Saturday, December 11, 2010
Girl, Stolen by April Henry
Henry Holt and Co., 2010
Sixteen year-old Cheyenne Wilder is sleeping in the back of a car while her mom fills her prescription at the pharmacy. Before Cheyenne realizes what's happening, their car is being stolen—with her inside! Griffin hadn’t meant to kidnap Cheyenne, all he needed to do was steal a car for the others. But once Griffin's dad finds out that Cheyenne’s father is the president of a powerful corporation, everything changes—now there’s a reason to keep her. What Griffin doesn’t know is that Cheyenne is not only sick with pneumonia, she is blind. How will Cheyenne survive this nightmare, and if she does, at what price? (courtesy of Goodreads)
For someone who is not a big thriller person, I loved Girl, Stolen. It ranks as one of my favorite reads for 2010. The characters were both believable and likeable, and the plot kept me flipping the pages in nervous anticipation.
Cheyenne Wilder is in the wrong place at the wrong time. Griffin sees the key's in her stepmother's fancy Cadillac SUV and, seizing opportunity, steals it. He is almost as horrified as Cheyenne when he realizes that she's in the backseat. He doesn't know what to do, but figures he'll keep Cheyenne until he can get his dad's advice. When he and Cheyenne get home, things grow bigger and more dangerous. Cheyenne is the daughter of Nike's president. Now, this very wealthy girl is an asset instead of a liability. Griffin's dad and henchmen see Cheyenne as a bargaining chip and don't really care about her safety.
The book shifts between the points of view of Griffin and Cheyenne. I loved them both. Cheyenne is a realistic character. As a blind person, she uses her senses in ways that I can't relate to, but she seemed entirely believable and fascinating. She is brave without having the bravado that a person probably wouldn't have in such a situation. Her terror, determination, and even her caring side is thoroughly described in the book. I also loved the use of flashbacks to establish how she became and then adjusted to being blind.
Griffin too is a fabulous character. He is technically the bad guy, but really he is just a petty criminal, a cog in his father's crime wheel. He has no desire to hurt Cheyenne - in fact, he wants to help her - but feels helpless. Through flashbacks, we learn more about his history and how he and his father came to have such an awful life. You just feel more sympathy for him as the book goes on.
I like how the relationship between Griffin and Cheyenne develops. Although the reader is in full sympathy with Griffin, since we're reading things from his perspective, Cheyenne is not.

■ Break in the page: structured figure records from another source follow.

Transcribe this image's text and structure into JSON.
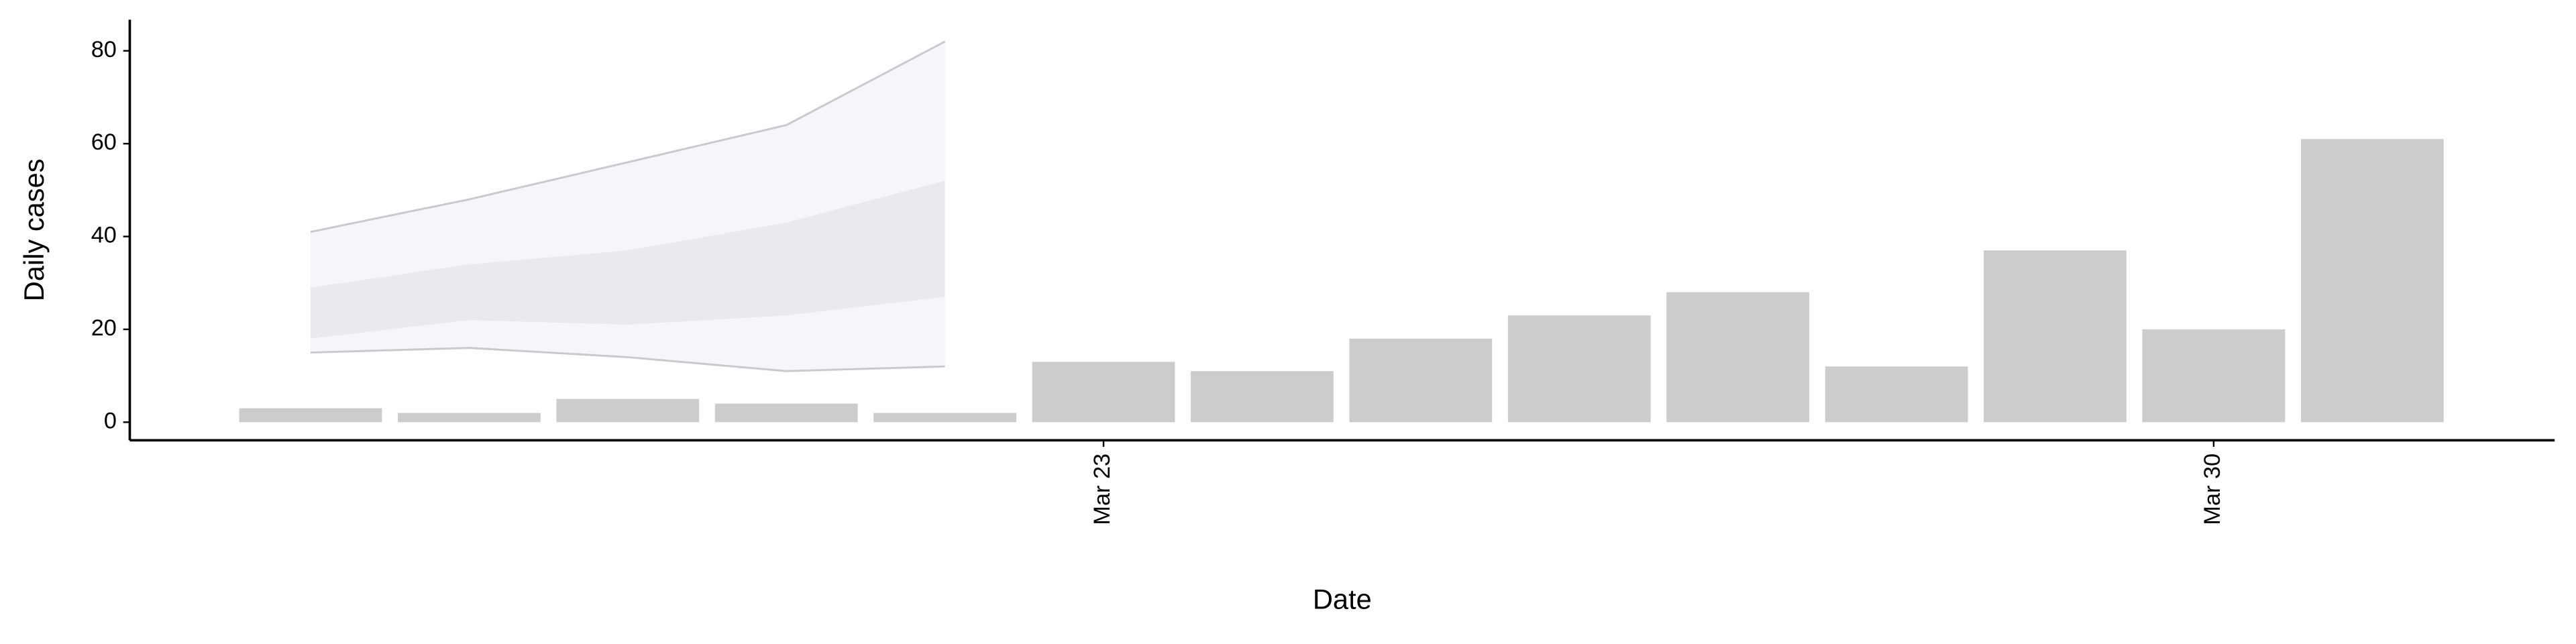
{
  "chart_data": {
    "type": "bar",
    "x_label": "Date",
    "y_label": "Daily cases",
    "x": [
      18,
      19,
      20,
      21,
      22,
      23,
      24,
      25,
      26,
      27,
      28,
      29,
      30,
      31
    ],
    "values": [
      3,
      2,
      5,
      4,
      2,
      13,
      11,
      18,
      23,
      28,
      12,
      37,
      20,
      61
    ],
    "color": "#cccccc",
    "bands": [
      {
        "x": [
          18,
          19,
          20,
          21,
          22
        ],
        "lower": [
          15,
          16,
          14,
          11,
          12
        ],
        "upper": [
          41,
          48,
          56,
          64,
          82
        ],
        "color": "#f3f4f8",
        "edge_color": "#bdbdc4"
      },
      {
        "x": [
          18,
          19,
          20,
          21,
          22
        ],
        "lower": [
          18,
          22,
          21,
          23,
          27
        ],
        "upper": [
          29,
          34,
          37,
          43,
          52
        ],
        "color": "#e5e7ef"
      }
    ],
    "xlim": [
      16.86,
      32.15
    ],
    "ylim": [
      -3.9,
      86.7
    ],
    "xticks": [
      {
        "value": 23,
        "label": "Mar 23"
      },
      {
        "value": 30,
        "label": "Mar 30"
      }
    ],
    "yticks": [
      0,
      20,
      40,
      60,
      80
    ]
  }
}
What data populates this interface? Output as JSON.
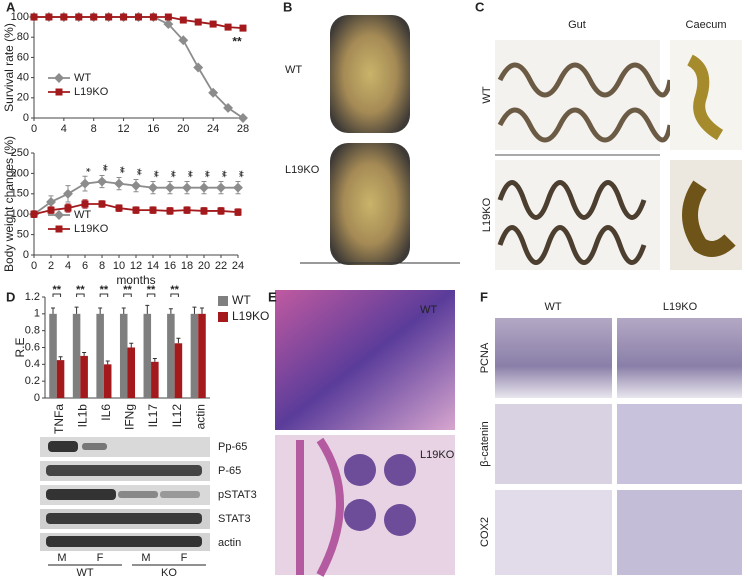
{
  "panel_labels": [
    "A",
    "B",
    "C",
    "D",
    "E",
    "F"
  ],
  "chart_data": [
    {
      "type": "line",
      "ylabel": "Survival rate (%)",
      "x": [
        0,
        2,
        4,
        6,
        8,
        10,
        12,
        14,
        16,
        18,
        20,
        22,
        24,
        26,
        28
      ],
      "xlim": [
        0,
        28
      ],
      "xticks": [
        0,
        4,
        8,
        12,
        16,
        20,
        24,
        28
      ],
      "ylim": [
        0,
        100
      ],
      "yticks": [
        0,
        20,
        40,
        60,
        80,
        100
      ],
      "legend": "lower left",
      "series": [
        {
          "name": "WT",
          "color": "#8c8c8c",
          "marker": "diamond",
          "values": [
            100,
            100,
            100,
            100,
            100,
            100,
            100,
            100,
            100,
            93,
            77,
            50,
            25,
            10,
            0
          ]
        },
        {
          "name": "L19KO",
          "color": "#a3191c",
          "marker": "square",
          "values": [
            100,
            100,
            100,
            100,
            100,
            100,
            100,
            100,
            100,
            100,
            97,
            95,
            93,
            90,
            89
          ]
        }
      ],
      "annotations": [
        {
          "x": 28,
          "text": "**"
        }
      ]
    },
    {
      "type": "line",
      "ylabel": "Body weight changes (%)",
      "xlabel": "months",
      "x": [
        0,
        2,
        4,
        6,
        8,
        10,
        12,
        14,
        16,
        18,
        20,
        22,
        24
      ],
      "xlim": [
        0,
        24
      ],
      "xticks": [
        0,
        2,
        4,
        6,
        8,
        10,
        12,
        14,
        16,
        18,
        20,
        22,
        24
      ],
      "ylim": [
        0,
        250
      ],
      "yticks": [
        0,
        50,
        100,
        150,
        200,
        250
      ],
      "legend": "lower left",
      "series": [
        {
          "name": "WT",
          "color": "#8c8c8c",
          "marker": "diamond",
          "values": [
            100,
            130,
            150,
            175,
            180,
            175,
            170,
            165,
            165,
            165,
            165,
            165,
            165
          ],
          "errors": [
            8,
            15,
            20,
            18,
            15,
            15,
            15,
            15,
            15,
            15,
            15,
            15,
            15
          ]
        },
        {
          "name": "L19KO",
          "color": "#a3191c",
          "marker": "square",
          "values": [
            100,
            110,
            115,
            125,
            125,
            115,
            110,
            110,
            108,
            110,
            108,
            108,
            105
          ],
          "errors": [
            8,
            8,
            10,
            10,
            8,
            8,
            8,
            8,
            8,
            8,
            8,
            8,
            8
          ]
        }
      ],
      "annotations": [
        {
          "x": 6,
          "text": "*"
        },
        {
          "x": 8,
          "text": "**"
        },
        {
          "x": 10,
          "text": "**"
        },
        {
          "x": 12,
          "text": "**"
        },
        {
          "x": 14,
          "text": "**"
        },
        {
          "x": 16,
          "text": "**"
        },
        {
          "x": 18,
          "text": "**"
        },
        {
          "x": 20,
          "text": "**"
        },
        {
          "x": 22,
          "text": "**"
        },
        {
          "x": 24,
          "text": "**"
        }
      ]
    },
    {
      "type": "bar",
      "ylabel": "R.E",
      "categories": [
        "TNFa",
        "IL1b",
        "IL6",
        "IFNg",
        "IL17",
        "IL12",
        "actin"
      ],
      "ylim": [
        0,
        1.2
      ],
      "yticks": [
        0,
        0.2,
        0.4,
        0.6,
        0.8,
        1,
        1.2
      ],
      "legend": "right",
      "series": [
        {
          "name": "WT",
          "color": "#7f7f7f",
          "values": [
            1,
            1,
            1,
            1,
            1,
            1,
            1
          ],
          "errors": [
            0.07,
            0.08,
            0.07,
            0.07,
            0.1,
            0.06,
            0.08
          ]
        },
        {
          "name": "L19KO",
          "color": "#a3191c",
          "values": [
            0.45,
            0.5,
            0.4,
            0.6,
            0.43,
            0.65,
            1
          ],
          "errors": [
            0.04,
            0.04,
            0.04,
            0.05,
            0.04,
            0.06,
            0.07
          ]
        }
      ],
      "significance": [
        "**",
        "**",
        "**",
        "**",
        "**",
        "**",
        null
      ]
    }
  ],
  "panel_b": {
    "labels": [
      "WT",
      "L19KO"
    ]
  },
  "panel_c": {
    "columns": [
      "Gut",
      "Caecum"
    ],
    "rows": [
      "WT",
      "L19KO"
    ]
  },
  "blot": {
    "bands": [
      "Pp-65",
      "P-65",
      "pSTAT3",
      "STAT3",
      "actin"
    ],
    "lanes": [
      "M",
      "F",
      "M",
      "F"
    ],
    "groups": [
      "WT",
      "KO"
    ]
  },
  "panel_e": {
    "labels": [
      "WT",
      "L19KO"
    ]
  },
  "panel_f": {
    "columns": [
      "WT",
      "L19KO"
    ],
    "rows": [
      "PCNA",
      "β-catenin",
      "COX2"
    ]
  }
}
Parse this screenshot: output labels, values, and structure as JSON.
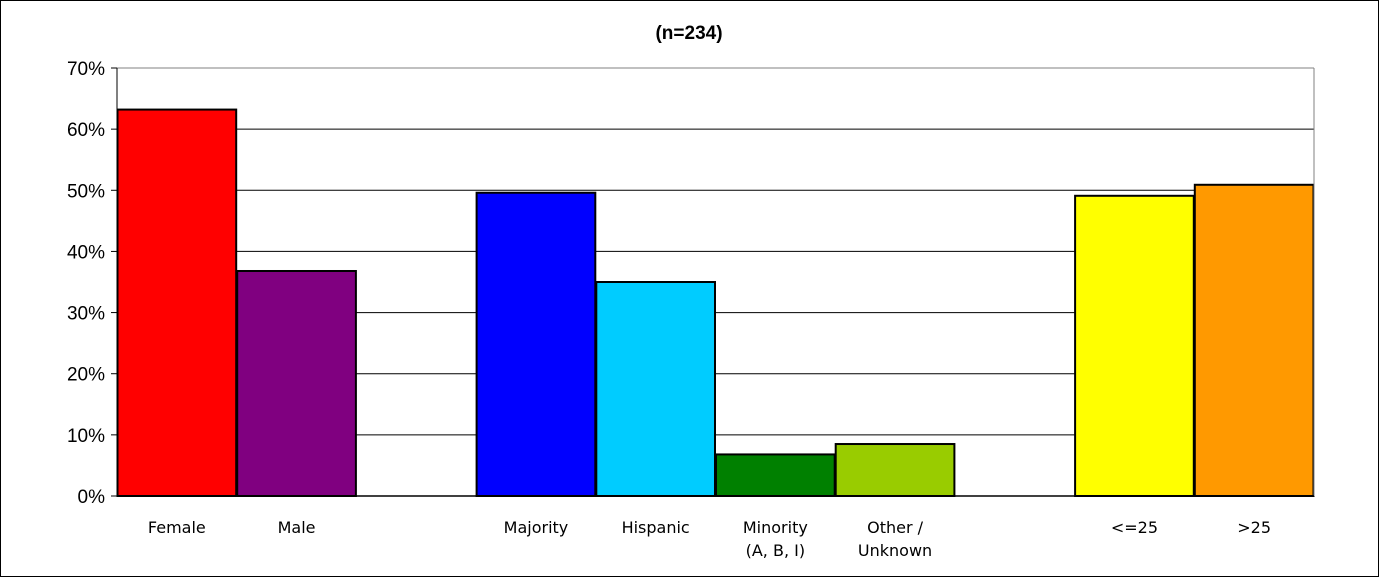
{
  "chart_data": {
    "type": "bar",
    "title": "(n=234)",
    "xlabel": "",
    "ylabel": "",
    "ylim": [
      0,
      70
    ],
    "y_ticks": [
      "0%",
      "10%",
      "20%",
      "30%",
      "40%",
      "50%",
      "60%",
      "70%"
    ],
    "grid": true,
    "legend": "none",
    "groups": [
      {
        "bars": [
          {
            "label": [
              "Female"
            ],
            "value": 63.2,
            "color": "#ff0000"
          },
          {
            "label": [
              "Male"
            ],
            "value": 36.8,
            "color": "#800080"
          }
        ]
      },
      {
        "bars": [
          {
            "label": [
              "Majority"
            ],
            "value": 49.6,
            "color": "#0000ff"
          },
          {
            "label": [
              "Hispanic"
            ],
            "value": 35.0,
            "color": "#00ccff"
          },
          {
            "label": [
              "Minority",
              "(A, B, I)"
            ],
            "value": 6.8,
            "color": "#008000"
          },
          {
            "label": [
              "Other /",
              "Unknown"
            ],
            "value": 8.5,
            "color": "#99cc00"
          }
        ]
      },
      {
        "bars": [
          {
            "label": [
              "<=25"
            ],
            "value": 49.1,
            "color": "#ffff00"
          },
          {
            "label": [
              ">25"
            ],
            "value": 50.9,
            "color": "#ff9900"
          }
        ]
      }
    ]
  }
}
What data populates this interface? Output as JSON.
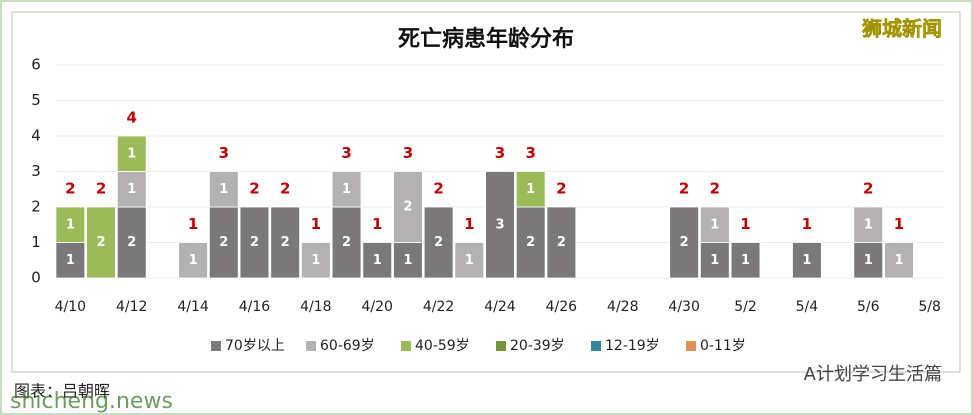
{
  "chart_data": {
    "type": "stacked-bar",
    "title": "死亡病患年龄分布",
    "categories": [
      "4/10",
      null,
      "4/12",
      null,
      "4/14",
      null,
      "4/16",
      null,
      "4/18",
      null,
      "4/20",
      null,
      "4/22",
      null,
      "4/24",
      null,
      "4/26",
      null,
      "4/28",
      null,
      "4/30",
      null,
      "5/2",
      null,
      "5/4",
      null,
      "5/6",
      null,
      "5/8"
    ],
    "series": [
      {
        "name": "70岁以上",
        "color": "#7a7878",
        "values": [
          1,
          null,
          2,
          null,
          null,
          2,
          2,
          2,
          null,
          2,
          1,
          1,
          2,
          null,
          3,
          2,
          2,
          null,
          null,
          null,
          2,
          1,
          1,
          null,
          1,
          null,
          1,
          null,
          null
        ]
      },
      {
        "name": "60-69岁",
        "color": "#b3b1b1",
        "values": [
          null,
          null,
          1,
          null,
          1,
          1,
          null,
          null,
          1,
          1,
          null,
          2,
          null,
          1,
          null,
          null,
          null,
          null,
          null,
          null,
          null,
          1,
          null,
          null,
          null,
          null,
          1,
          1,
          null
        ]
      },
      {
        "name": "40-59岁",
        "color": "#9bbb59",
        "values": [
          1,
          2,
          1,
          null,
          null,
          null,
          null,
          null,
          null,
          null,
          null,
          null,
          null,
          null,
          null,
          1,
          null,
          null,
          null,
          null,
          null,
          null,
          null,
          null,
          null,
          null,
          null,
          null,
          null
        ]
      },
      {
        "name": "20-39岁",
        "color": "#77933c",
        "values": [
          null,
          null,
          null,
          null,
          null,
          null,
          null,
          null,
          null,
          null,
          null,
          null,
          null,
          null,
          null,
          null,
          null,
          null,
          null,
          null,
          null,
          null,
          null,
          null,
          null,
          null,
          null,
          null,
          null
        ]
      },
      {
        "name": "12-19岁",
        "color": "#31859c",
        "values": [
          null,
          null,
          null,
          null,
          null,
          null,
          null,
          null,
          null,
          null,
          null,
          null,
          null,
          null,
          null,
          null,
          null,
          null,
          null,
          null,
          null,
          null,
          null,
          null,
          null,
          null,
          null,
          null,
          null
        ]
      },
      {
        "name": "0-11岁",
        "color": "#e0915a",
        "values": [
          null,
          null,
          null,
          null,
          null,
          null,
          null,
          null,
          null,
          null,
          null,
          null,
          null,
          null,
          null,
          null,
          null,
          null,
          null,
          null,
          null,
          null,
          null,
          null,
          null,
          null,
          null,
          null,
          null
        ]
      }
    ],
    "totals": [
      2,
      2,
      4,
      null,
      1,
      3,
      2,
      2,
      1,
      3,
      1,
      3,
      2,
      1,
      3,
      3,
      2,
      null,
      null,
      null,
      2,
      2,
      1,
      null,
      1,
      null,
      2,
      1,
      null
    ],
    "total_color": "#c00000",
    "ylim": [
      0,
      6
    ],
    "yticks": [
      0,
      1,
      2,
      3,
      4,
      5,
      6
    ],
    "grid": true,
    "legend": "bottom"
  },
  "watermark": "狮城新闻",
  "credit": "图表：吕朝晖",
  "site": "shicheng.news",
  "account": "A计划学习生活篇"
}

She recognizes that he's not awful, but definitely does not trust him. This seems much more real than creating some kind of Stockholm romance between the two.
I don't know if there's anything about the book that I really didn't like. Perhaps my one qualm was that Griffin felt almost too young and innocent. His age is never stated, but I assumed he was 16 or 17. Other than the fact that he could drive, smoked, and dropped out of school, he seemed very young - maybe 13 or 14. But that could also be the product of being a child who was too sheltered (his world was limited to the criminal doings of his father). One could also argue that Griffin's father and henchmen were cardboard villains - too evil and/or stupid - but I was so interested in the development of Griffin and Cheyenne's characters, that I didn't care much about them.
The plot moved smoothly as Cheyenne was imprisoned in Griffin's house. The big climax was definitely a page turner. There were more twists and turns than I could have envisioned. I loved that the solution I expected wasn't exactly the solution I got. And there were lots of crafty detours along the way.
If you want a thriller that feels real without being too disturbing and is fraught with danger and suspense, Girl, Stolen is for you. If you like interesting characters who you really want to root for, Girl, Stolen is for you.